Detecting dataset change
A question that we may ask before running expensive computations on a dataset is: has my dataset changed since the last time it was processed? If the dataset and the computation have not changed, then the output will be the same and the computation can be skipped.
Comparing a dataset with its previous version requires two copies of the data to be stored, which can be costly for larger datasets. Instead, we can store a hash of the data to avoid this.
Hashing datasets
Computing the hash value for a dataset, such as a file, scales with the file size. Table 1 shows results on a mock datasets of various sizes:
Records | File size | Time |
---|---|---|
1 | 402B | 0.189ms |
10 | 3KB | 0.292ms* |
100 | 33KB | 0.194ms |
1.000 | 329KB | 0.400ms |
10.000 | 3.3MB | 3.173ms |
100.000 | 32.8MB | 24.368ms |
1.000.000 | 327.6MB | 0.223s |
10.000.000 | 3.28GB | 2.223s |
Table 1: SHA256 hash of the mock data file. The hash is updated in blocks of 8K. The data is generated with Faker. The reported time is the mean of 5 trials of 10 repetitions. *Due to the choice for 8KB block reads.

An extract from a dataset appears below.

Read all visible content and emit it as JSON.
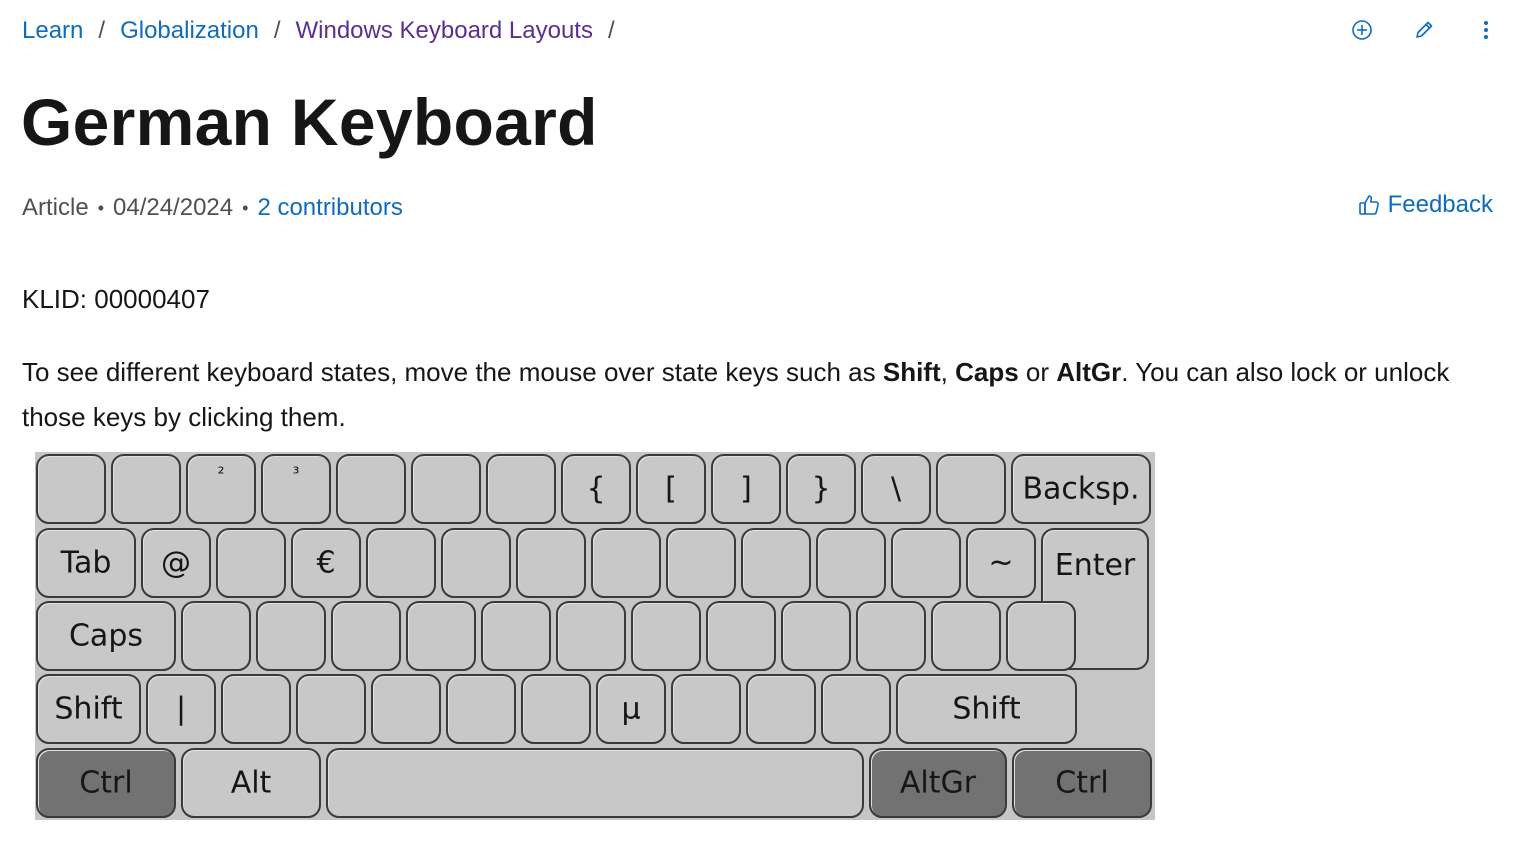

When working with larger datasets, the time needed to compute the hash increases from negligible (<< 1s) to noticeable (couple of seconds). Note that the time reported is 1/10th of the total time of running the hashing 10 times, to be able to measure more accurately. For larger compute loads that take 1 hour, it might not be a problem to have this overhead if a cache hit means that the job does not need to run. However, in practice, we still can do better.
Approximate Hashers
Many datasets do have metadata associated with it that can be used as an alternative to hashing the data itself. This metadata will remain the same if the data has not changed, and almost certainly changes if modified. Examples are Size, Modification date or ETag. The user is responsible for selecting the most collision-resistant subset of metadata depending on the data generation process from the available metadata. Retrieving the metadata for a dataset requires constant time.
Records | Full file hashing | Fast approximate hashing | Speedup Ratio |
---|---|---|---|
1 (402B) | 0.189ms | 0.017ms | 11x |
10 (3KB) | 0.292ms | 0.017ms | 17x |
100 (33KB) | 0.194ms | 0.016ms | 12x |
1.000 (329KB) | 0.400ms | 0.017ms | 23x |
10.000 (3.3MB) | 3.173ms | 0.018ms | 180x |
100.000 (32.8MB) | 24.368ms | 0.019ms | 1.313x |
1.000.000 (327.6MB) | 0.223s | 0.019ms | 11.924x |
10.000.000 (3.28GB) | 2.223s | 0.019ms | 114.626x |
Table 2: Comparison of SHA256 hashing of the full file and fast approximate hashing for various numbers of records. The reported time is the mean of 5 trials. Each trial consists of 10 repetitions, for which the average time is listed. The benchmark script can be found in timing.py
.
In the above table, we can see that the larger the dataset gets, the higher speedup ratio is.
To create an ApproximateHasher
in pycodehash
, we only need to code the logic to obtain this metadata as a
dictionary in the collect_metadata
method, and the class does the rest.
The hash of the metadata is invariant to the ordering of the keys.
Supported Dataset types
The following approximate hashers are implemented at this time:
Dataset Type | Implemented Metadata |
---|---|
Local Files | File Size, Modification Date |
Files on S3 | ETag |
Hive Tables | Size, Creation Date, Is Partitioned |
Python Files | Magic, Size, Timestamp, Hash, Bit Field |
Feel free to open a Pull Request if you would like to contribute additional dataset types or metadata.
Incremental loads
Many datasets consist of collections of objects, or subsets of data:
- Hive table partitions, e.g. data grouped per day or month
- Directories of images
Hashing these datasets on the object level, allows for only recomputing the parts of the data that have changed.
For these cases, pycodehash
has the PartitionedApproximateHasher
base class.
It requires an ApproximateHasher
and implements the collect_partitions
method.
Currently, there is an implementation of LocalDirectoryHash
recursively collects the hashes for each file in that directory.
Another implementation of the PartitionedApproximateHasher
is LocalFilesHash
, which operates on a list of files.
The PartitionedApproximateHasher
is an ApproximateHasher
in itself, which means that the compute_hash
method is supported.
This hash is invariant to the ordering of the partitions.